Saturday, December 31, 2011

nicotine love

It pains me to see how my life
Passes by
Burned to ashes
Slowly by threads and dried leaves
As the lips of a man
Suck my bottom
To take a breath
And puff a smoke to relax
His tensed fingers.

I nearly reached half
When comes a man in Ivy League
Enduring a spectacle
To the left
Took out a menthol.

Without word,
Without notice
A deep inhale—
Three seconds to four
The menthol touched my cinder,
my lip of wanton desire.

His lips of patience drought
Burned.
As I pass fire
Into his lifeless roll
Happy to be consumed
And to share a love divine.

And as I burn I see him
Release the shards of mint
To the visitor's lip
Turning to ashes
As I too turn without vain.

Down the corner
We burn
From our masters' hand
Who said nothing but smiles
From their eyes emanating
Like our flicker burning.

For love like mine
Is worth the wait.
Without question nor force
Despite the long delay
And the heaves and ho's
In perfect time
In a hopeless place.


Note: I don't smoke.
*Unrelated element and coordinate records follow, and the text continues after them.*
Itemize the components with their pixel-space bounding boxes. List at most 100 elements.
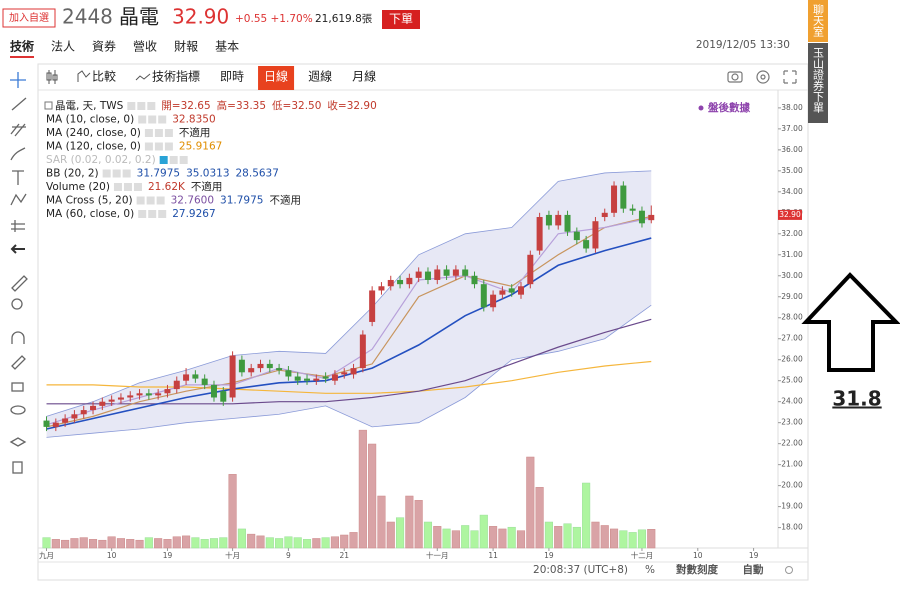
legend-value: 開=32.65 [161, 100, 210, 112]
crosshair-tool[interactable] [10, 72, 26, 88]
legend-label[interactable]: SAR (0.02, 0.02, 0.2) [46, 154, 156, 166]
tab[interactable]: 資券 [92, 39, 116, 54]
text-tool[interactable] [12, 170, 24, 185]
legend-button[interactable] [159, 156, 168, 164]
toolbar-item[interactable]: 技術指標 [152, 69, 200, 84]
y-tick-label: 31.00 [781, 250, 803, 259]
toolbar-item[interactable]: 週線 [308, 69, 332, 84]
lock-tool[interactable] [11, 382, 24, 392]
candle-body [322, 376, 329, 379]
eye-tool[interactable] [10, 405, 26, 415]
legend-label[interactable]: MA (10, close, 0) [46, 114, 134, 126]
log-toggle[interactable]: 對數刻度 [676, 563, 718, 576]
x-tick-label: 19 [544, 551, 554, 560]
legend-label[interactable]: MA Cross (5, 20) [46, 195, 133, 207]
legend-button[interactable] [154, 142, 163, 151]
layers-tool[interactable] [9, 437, 27, 447]
broker-tab[interactable]: 玉山證券下單 [812, 47, 825, 113]
tab[interactable]: 營收 [133, 40, 157, 54]
legend-button[interactable] [122, 169, 131, 178]
tab[interactable]: 基本 [215, 40, 239, 54]
toolbar-item[interactable]: 即時 [220, 70, 244, 84]
chat-tab-frame[interactable] [808, 0, 828, 42]
toolbar-active [258, 66, 295, 90]
candle-body [573, 231, 580, 241]
legend-button[interactable] [113, 183, 122, 191]
brush-tool[interactable] [10, 147, 26, 161]
tab[interactable]: 財報 [174, 39, 198, 54]
volume-bar [507, 526, 516, 549]
volume-bar [479, 514, 488, 549]
tab[interactable]: 技術 [10, 39, 34, 54]
settings-icon[interactable] [756, 70, 770, 84]
legend-label[interactable]: BB (20, 2) [46, 168, 99, 180]
candle-body [378, 286, 385, 291]
pattern-tool[interactable] [10, 193, 27, 206]
legend-button[interactable] [127, 102, 136, 110]
ruler-tool[interactable] [11, 275, 28, 292]
legend-button[interactable] [102, 169, 111, 178]
candle-body [341, 372, 348, 375]
legend-label[interactable]: 晶電, 天, TWS [55, 100, 124, 112]
legend-button[interactable] [133, 183, 142, 191]
add-watch[interactable]: 加入自選 [9, 11, 49, 24]
legend-button[interactable] [137, 102, 146, 110]
candle-body [620, 185, 627, 209]
legend-button[interactable] [148, 210, 157, 218]
candle-body [499, 290, 506, 295]
legend-button[interactable] [136, 196, 145, 205]
line-tool[interactable] [11, 97, 27, 111]
back-tool[interactable] [10, 244, 25, 254]
auto-toggle[interactable]: 自動 [743, 563, 764, 576]
legend-button[interactable] [112, 169, 121, 178]
pen-lock-tool[interactable] [11, 355, 26, 370]
x-tick-label: 19 [749, 551, 759, 560]
tab[interactable]: 法人 [51, 40, 75, 54]
legend-button[interactable] [146, 196, 155, 205]
trash-tool[interactable] [12, 461, 23, 474]
legend-button[interactable] [154, 129, 163, 137]
zoom-tool[interactable] [11, 298, 23, 310]
legend-button[interactable] [148, 115, 157, 124]
percent-toggle[interactable]: % [645, 564, 655, 576]
legend-label[interactable]: Volume (20) [46, 181, 110, 193]
status-settings[interactable] [785, 566, 793, 574]
legend-button[interactable] [156, 196, 165, 205]
fullscreen-icon[interactable] [783, 70, 797, 84]
watch-button-frame[interactable] [2, 8, 56, 28]
fib-tool[interactable] [10, 123, 26, 137]
magnet-tool[interactable] [11, 331, 25, 344]
order-button-frame[interactable] [382, 10, 420, 29]
legend-button[interactable] [158, 210, 167, 218]
legend-value: 35.0313 [186, 168, 229, 180]
order-button[interactable]: 下單 [389, 12, 413, 26]
camera-icon[interactable] [727, 71, 743, 83]
drawing-tools [9, 72, 28, 474]
measure-tool[interactable] [11, 220, 25, 232]
chat-tab[interactable]: 聊天室 [812, 3, 825, 37]
legend-label[interactable]: MA (240, close, 0) [46, 127, 141, 139]
legend-button[interactable] [138, 210, 147, 218]
candle-body [145, 393, 152, 396]
camera-lens [731, 73, 739, 81]
toolbar-item[interactable]: 比較 [92, 69, 116, 84]
legend-button[interactable] [144, 142, 153, 151]
legend-button[interactable] [147, 102, 156, 110]
legend-button[interactable] [164, 129, 173, 137]
legend-label[interactable]: MA (120, close, 0) [46, 141, 141, 153]
candle-body [545, 214, 552, 226]
legend-button[interactable] [144, 129, 153, 137]
candle-body [294, 376, 301, 381]
legend-button[interactable] [169, 156, 178, 164]
volume-bar [442, 528, 451, 549]
legend-button[interactable] [158, 115, 167, 124]
legend-button[interactable] [179, 156, 188, 164]
broker-tab-frame[interactable] [808, 43, 828, 123]
legend-button[interactable] [123, 183, 132, 191]
toolbar-item[interactable]: 日線 [264, 69, 288, 84]
toolbar-item[interactable]: 月線 [352, 69, 376, 84]
legend-button[interactable] [138, 115, 147, 124]
legend-button[interactable] [164, 142, 173, 151]
after-hours[interactable]: 盤後數據 [708, 101, 750, 114]
legend-label[interactable]: MA (60, close, 0) [46, 208, 134, 220]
I just find the metaphor fitting.

Friday, December 16, 2011

playback

The greatest explorer on this earth never takes voyages as long as those of the man who descends to the depth of his heart. (Julien Green)

I find my friends' wishlist utter funny because not one of them forgave "everlasting love" in their Christmas wants. Of course, it's quite a challenge for them because they're women and their ovaries have expiration dates. Some of them have already settled in secured relationships but the selected few—who are either in need of strangulation for the kind of blah relationships they are in or in need of plugging a cork on the mouths for the sighing and whining they always belt out—have never let a month without a bawl on Facebook about their star-crossed romances. If not having their boyfriends, my friends are already on the run in finding one. And I, well, I guess the park is too nice to hit a breakneck speed like that.

I've always thought that life is miserable without a partner. My folks have mentioned that life can get a little too sullen when you're aging and finding your space too spacious for yourself and a pooch. But just about that, I think space will work fine for me. Apart from circulating air that's good for the lungs, I needed a lot of "me-time" to think things over. I'm a sober thinker, that's an admission.

Pictures of some of my batchmates already fathers, some classmates cuddling their bundles of joy, sure do the world is creeping up from my back like a chill from Siberia, whispering to my ear that I'm not far from getting old and the twenties is the perfect time to at least go out there and search for your eternal penguin. But that's not just working for me.

And for that, despite the slew of lovelorn hopeless romantics surrouding me or the fairytales that almost all wanted, somehow, I think that even with the wintry chill that everyone uses to prop up an argument to have that someone to cuddle with—people have this knack of using your insecurity against you, eh?—I keep my cool with it.